Some Republicans have expressed frustration with Trump’s penchant to stray off a message that they want focused narrowly on tax relief, deregulation and healthcare reform.
But other Republicans, notably Speaker Paul Ryan (Wis.), have assiduously avoided criticizing the president, despite numerous attempts by the media to lure him into commenting on the latest controversy.
Ryan’s standard response has become, “I don’t typically comment on the tweet of the hour.”
In this respect, Ryan, who was much more outspoken in his criticism of Trump during the campaign, has switched roles with McConnell.
McConnell eschewed criticizing Trump during the campaign but was more willing to break with the president recently on issues such as congressional term limits and Russian sanctions. While Trump has pushed McConnell publicly on eradicating the filibuster for Supreme Court nominees, the majority leader has repeatedly predicted that the president’s pick will be confirmed.
Trump on Sunday announced that he would put Vice President Pence in charge of what he previously pledged would be a “major investigation” of voter fraud, which he believes accounted for 3 million to 5 million illegal ballots in the presidential election, costing him the popular vote.

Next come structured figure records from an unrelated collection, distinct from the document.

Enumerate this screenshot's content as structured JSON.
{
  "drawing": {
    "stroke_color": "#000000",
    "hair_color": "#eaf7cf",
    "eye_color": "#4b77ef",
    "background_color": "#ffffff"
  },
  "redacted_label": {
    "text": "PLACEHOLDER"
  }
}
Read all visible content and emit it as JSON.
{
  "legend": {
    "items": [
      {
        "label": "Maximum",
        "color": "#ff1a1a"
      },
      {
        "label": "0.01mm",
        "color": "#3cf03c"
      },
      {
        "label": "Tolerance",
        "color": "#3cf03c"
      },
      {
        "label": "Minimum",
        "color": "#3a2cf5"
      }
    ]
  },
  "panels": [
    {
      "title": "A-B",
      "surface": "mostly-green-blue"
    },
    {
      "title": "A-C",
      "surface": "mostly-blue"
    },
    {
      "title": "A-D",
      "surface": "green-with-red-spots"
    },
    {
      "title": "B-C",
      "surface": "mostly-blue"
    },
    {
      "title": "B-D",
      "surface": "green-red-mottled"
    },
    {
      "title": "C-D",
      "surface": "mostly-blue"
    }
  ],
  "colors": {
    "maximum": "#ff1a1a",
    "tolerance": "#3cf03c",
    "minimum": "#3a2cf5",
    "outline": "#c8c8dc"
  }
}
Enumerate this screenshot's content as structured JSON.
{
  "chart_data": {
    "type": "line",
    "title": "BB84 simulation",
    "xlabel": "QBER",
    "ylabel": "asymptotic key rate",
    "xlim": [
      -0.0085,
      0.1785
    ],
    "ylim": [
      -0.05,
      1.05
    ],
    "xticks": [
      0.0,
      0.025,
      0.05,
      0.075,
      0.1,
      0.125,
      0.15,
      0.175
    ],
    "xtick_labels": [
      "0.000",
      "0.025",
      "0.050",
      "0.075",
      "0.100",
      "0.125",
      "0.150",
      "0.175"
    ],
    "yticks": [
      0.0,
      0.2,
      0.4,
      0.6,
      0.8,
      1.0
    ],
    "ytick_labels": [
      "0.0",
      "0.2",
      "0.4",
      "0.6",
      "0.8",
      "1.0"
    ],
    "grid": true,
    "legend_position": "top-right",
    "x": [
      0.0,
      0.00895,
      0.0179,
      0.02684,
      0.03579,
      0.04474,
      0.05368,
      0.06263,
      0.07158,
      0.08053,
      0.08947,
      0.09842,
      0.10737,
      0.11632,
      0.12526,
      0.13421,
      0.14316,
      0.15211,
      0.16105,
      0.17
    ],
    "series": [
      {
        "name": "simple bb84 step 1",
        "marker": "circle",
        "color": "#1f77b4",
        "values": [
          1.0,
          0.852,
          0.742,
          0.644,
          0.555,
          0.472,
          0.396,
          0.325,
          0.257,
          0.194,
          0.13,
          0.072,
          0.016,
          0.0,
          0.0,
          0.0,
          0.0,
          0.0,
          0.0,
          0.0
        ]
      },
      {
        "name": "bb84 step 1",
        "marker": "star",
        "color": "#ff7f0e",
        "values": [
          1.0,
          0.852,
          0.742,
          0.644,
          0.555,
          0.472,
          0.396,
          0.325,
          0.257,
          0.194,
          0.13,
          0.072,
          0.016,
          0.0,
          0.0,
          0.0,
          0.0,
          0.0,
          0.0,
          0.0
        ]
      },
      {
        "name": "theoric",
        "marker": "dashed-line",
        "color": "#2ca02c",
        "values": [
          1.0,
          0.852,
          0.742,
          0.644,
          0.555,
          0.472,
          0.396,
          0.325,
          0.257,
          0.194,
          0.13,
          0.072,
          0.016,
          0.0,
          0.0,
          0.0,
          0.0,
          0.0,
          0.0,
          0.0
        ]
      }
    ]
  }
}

Republicans, for the most part, aren’t enthusiastic about a broad federal review of a matter they feel should be left to the states.
McConnell said that while fraud occurs, “there’s no evidence that occurred in such a significant number that it would have changed the presidential election.” He told CNN Sunday that he does not want to spend any federal money on the investigation and that “the states can take a look at this issue.”
Senate Homeland Security Committee Chairman Ron Johnson (R-Wis.) echoed McConnell’s view in an interview when he told a local radio station, WTAQ-AM, that investigating possible voter fraud should not be a top priority of the administration.
He said the president should stay focused on regulatory reform, even though he acknowledged it’s not “a very sexy subject.”